As the Sixth Circuit has long recognized, “pain alone, if the result of a medical impairment, may be severe enough to constitute disability.” King v. Heckler, 742 F.2d 968, 974 (6th Cir. 1984) (emphasis added); see also, Grecol v. Halter, 46 Fed.Appx. 773, 775 (6th Cir., Aug. 29, 2002) (same). As the relevant Social Security regulations make clear, however, a claimant’s “statements about [his] pain or other symptoms will not alone establish that [he is] disabled.” 20 C.F.R. § 404.1529(a); see also, Walters v. Commissioner of Social Security, 127 F.3d 525, 531 (6th Cir. 1997) (quoting 20 C.F.R. § 404.1529(a)) Hash v. Commissioner of Social Security, 309 Fed.Appx. 981, 989 (6th Cir., Feb. 10, 2009). Instead, as the Sixth Circuit has established, a claimant’s assertions of disabling pain and limitation are evaluated pursuant to the following standard:

First, we examine whether there is objective medical evidence of an underlying medical condition. If there is, we then examine: (1) whether objective medical evidence confirms the severity of the alleged pain arising from the condition; or (2) whether the objectively established medical condition is of such a severity that it can reasonably be expected to produce the alleged disabling pain.

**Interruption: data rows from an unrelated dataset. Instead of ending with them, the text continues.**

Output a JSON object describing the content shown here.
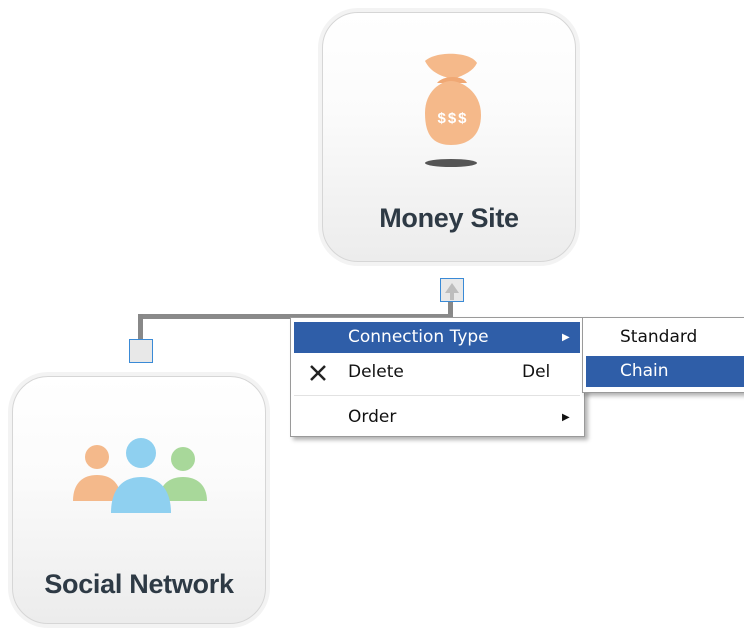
{
  "nodes": {
    "money_site": {
      "label": "Money Site",
      "icon": "money-bag-icon",
      "icon_text": "$$$"
    },
    "social_network": {
      "label": "Social Network",
      "icon": "people-group-icon"
    }
  },
  "context_menu": {
    "items": [
      {
        "label": "Connection Type",
        "submenu": true,
        "highlighted": true
      },
      {
        "label": "Delete",
        "shortcut": "Del",
        "icon": "close-icon"
      },
      {
        "label": "Order",
        "submenu": true
      }
    ]
  },
  "submenu": {
    "items": [
      {
        "label": "Standard"
      },
      {
        "label": "Chain",
        "highlighted": true
      }
    ]
  },
  "colors": {
    "menu_highlight": "#2f5ea8",
    "money_bag": "#f5b98a",
    "person_orange": "#f4b98b",
    "person_blue": "#8fd0f0",
    "person_green": "#a8d89a",
    "label_text": "#2e3a45"
  }
}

Walters, 127 F.3d at 531 (citations omitted). This standard is often referred to as the Duncan standard. See Workman v. Commissioner of Social Security, 105 Fed.Appx. 794, 801 (6th Cir., July 29, 2004).

Accordingly, as the Sixth Circuit has repeatedly held, “subjective complaints may support a finding of disability only where objective medical evidence confirms the severity of the alleged symptoms.” Id. (citing Blankenship v. Bowen, 874 F.2d 1116, 1123 (6th Cir. 1989)). However, where the objective medical evidence fails to confirm the severity of a claimant’s subjective allegations, the ALJ “has the power and discretion to weigh all of the evidence and to resolve the significant conflicts in the administrative record.” Workman, 105 Fed.Appx. at 801 (citing Walters, 127 F.3d at 531).

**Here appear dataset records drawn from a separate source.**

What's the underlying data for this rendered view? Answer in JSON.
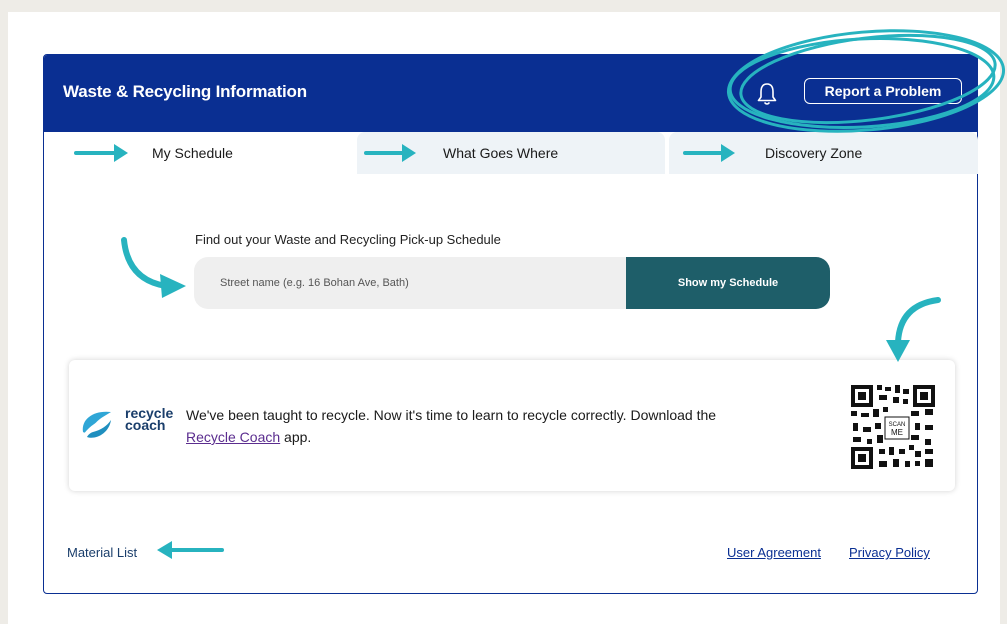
{
  "header": {
    "title": "Waste & Recycling Information",
    "report_label": "Report a Problem"
  },
  "tabs": [
    {
      "label": "My Schedule",
      "active": true
    },
    {
      "label": "What Goes Where",
      "active": false
    },
    {
      "label": "Discovery Zone",
      "active": false
    }
  ],
  "schedule": {
    "title": "Find out your Waste and Recycling Pick-up Schedule",
    "input_placeholder": "Street name (e.g. 16 Bohan Ave, Bath)",
    "button_label": "Show my Schedule"
  },
  "promo": {
    "logo_line1": "recycle",
    "logo_line2": "coach",
    "text": "We've been taught to recycle. Now it's time to learn to recycle correctly. Download the",
    "link_text": "Recycle Coach",
    "text_after": " app.",
    "qr_label_1": "SCAN",
    "qr_label_2": "ME"
  },
  "footer": {
    "material_list": "Material List",
    "user_agreement": "User Agreement",
    "privacy_policy": "Privacy Policy"
  },
  "colors": {
    "brand_blue": "#0a2f92",
    "button_teal": "#1e5e69",
    "annotation_teal": "#27b3bf"
  },
  "icons": [
    "bell-icon",
    "arrow-right-icon",
    "curved-arrow-icon",
    "qr-code-icon",
    "recycle-coach-logo"
  ]
}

In this respect, it is recognized that the ALJ’s credibility assessment “must be accorded great weight and deference.” Workman, 105 Fed.Appx. at 801 (citing Walters, 127 F.3d at 531); see also, Heston v. Commissioner of Social Security, 245 F.3d 528, 536 (6th Cir. 2001) (“[i]t is for the [Commissioner] and his examiner, as the fact-finders, to pass upon the credibility of the witnesses and weigh and evaluate their testimony”). It is not for this Court to reevaluate such evidence anew, and so long as the ALJ’s determination is supported by substantial evidence, it must stand. The ALJ found Plaintiff’s subjective allegations to not be fully credible, a finding that should not be lightly disregarded. See Varley v. Sec’y of Health and Human Services, 820 F.2d 777, 780 (6th Cir. 1987). In fact, as the Sixth Circuit recently stated, “[w]e have held that an administrative law judge’s credibility findings are virtually unchallengeable.” Ritchie v. Commissioner of Social Security, 540 Fed.Appx. 508, 511 (6th Cir., Oct. 4, 2013) (citation omitted).

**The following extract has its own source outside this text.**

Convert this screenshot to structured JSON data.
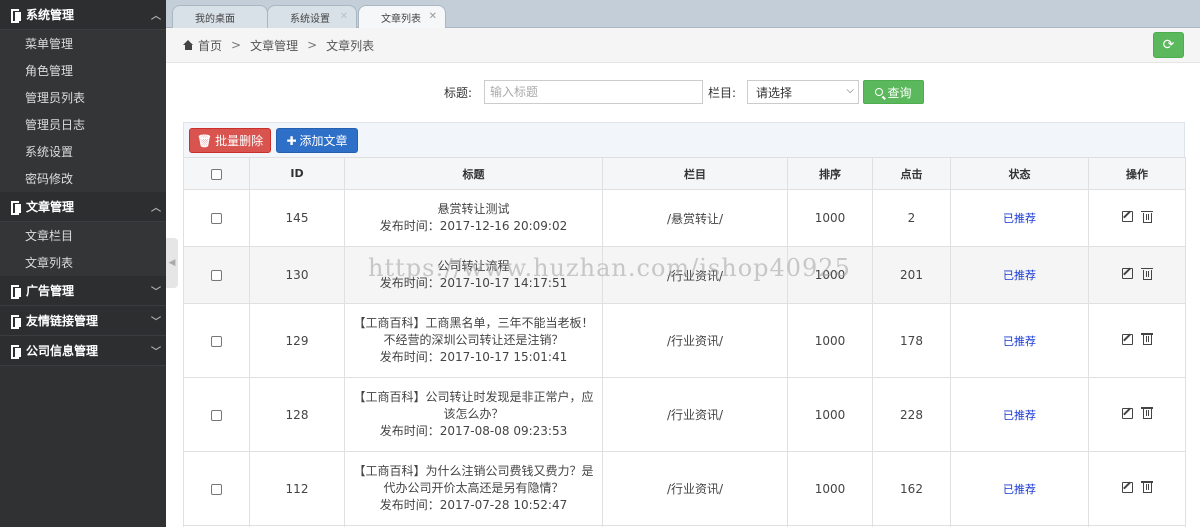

The ALJ discounted Plaintiff’s subjective allegations on the ground that such were contradicted by the evidence of record. The ALJ specifically noted that Plaintiff responded well when she took her medications as prescribed, but often failed to do so. As noted above, the evidence simply fails to support Plaintiff’s allegations that her impairments are disabling or limit her to the extent alleged. The ALJ’s decision, therefore, to discount Plaintiff’s subjective allegations is supported by substantial evidence.

CONCLUSION

For the reasons articulated herein, the Court concludes that the ALJ’s decision is supported by substantial evidence. Accordingly, the Commissioner’s decision is affirmed. A judgment consistent with this opinion will enter.